I have been watching this hobby over the last several years and I've noticed when the local shopping mall has a baseball card show the collectors are mostly middle-aged men not little boys. Could it be that this is the age where superfluous cash exists enough to purchase the packs of cards at $2.50 a pop? Could it, in fact, be the entire reason the hobby had such a resurgence in the first place was due to all those little boys, who once sat on the ground playing with baseball cards, have grown up and happened to have cards laying around the house they wished to add to? I think it is a little of both. Without the nitty-gritty, hands on, playing with baseball cards these men did as they grew up there would be no reason to desire a bunch of pictures of over-paid sports players. Understand people, there is NO MORE PLAYING with these cards. I was about to purchase a collection that my son would not be able to touch, let alone make "clickers" out of. Even the slightest dent in one of these cards devalues the card in such a way that it would be totally impossible for any young child to appreciate ownership of these cards. Remember Aunt Virginia's plastic furniture slip covers? Didn't you wonder what red crushed velvet would have felt like under your backside? How can a young boy appreciate a hobby where the slick, slippery, glossy, full color, cardboard must be placed inside a plastic sheath, or worse yet an acrylic box to protect it for future value? How can anyone enjoy purchasing a box of cards never to be able to open it, always wondering what cards are in it as they save it for the future. Hey, to a kid, the future is the next cartoon coming on after the one their watching. Saving a whole box of cards would make me nuts, I'd have to open it, inspect each card, ohh and ahh, and show my folks, and anyone who would give me a moment of their time, the treasures inside. Now THAT'S collecting!
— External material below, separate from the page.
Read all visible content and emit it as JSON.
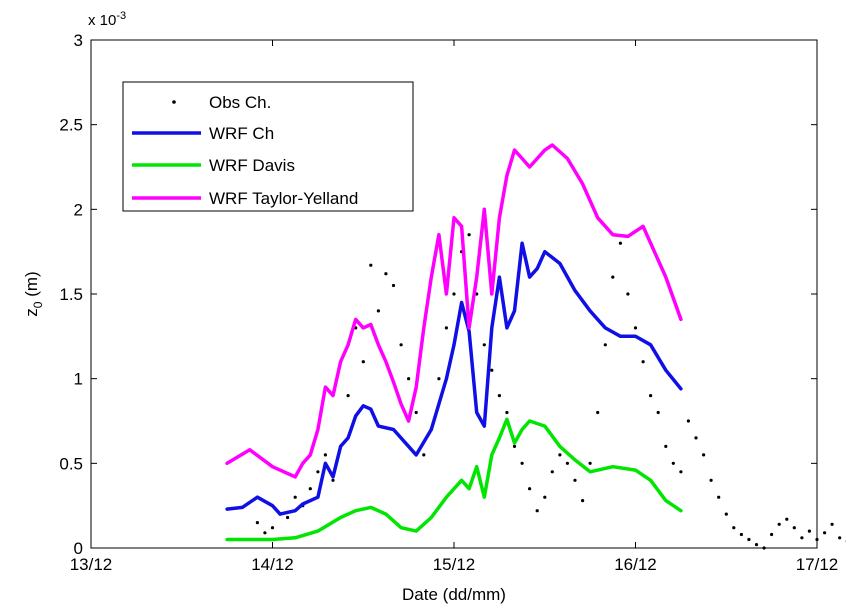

I'd like to point out a couple of more things regarding sports cards that you may not know. For every players' face to be placed on a card either a release, or a contract for a percentage of the sales must be signed by the player himself. Therefore, the players with proven track records, who are receiving overly abundant salaries due to contract negotiations based on their records, are also making money off baseball card sales. Now, I don't know about you, but it kinda bugs me that by purchasing these cards I am not only encouraging the glut of money these men make, but actually adding to it on a personal level. Furthermore, I have been a witness to the sales of autographs of "celebrity" players by themselves! What audacity! It is the fans that make baseball, and any other sport for that matter, matter. Without fans players would be nowhere. Yet, is the fan appreciated when he/she purchases a player's favorite style bat or glove, then stands in line with other fans to pay Joe Blow player $35.00 for his signature on it? Well, I suppose if people are dumb enough to submit themselves to this, and Joe Blow player is greedy enough to take advantage of their stupidity...

Before I became a mother I had imagined having a son who would naturally play baseball and collect his favorite team's cards. It's sad for me to see a hobby that once belonged to young boys be taken over by greedy, money grabbing adults. Hey, did you know Disney makes cards of their movies? And the best thing is my son can PLAY with them!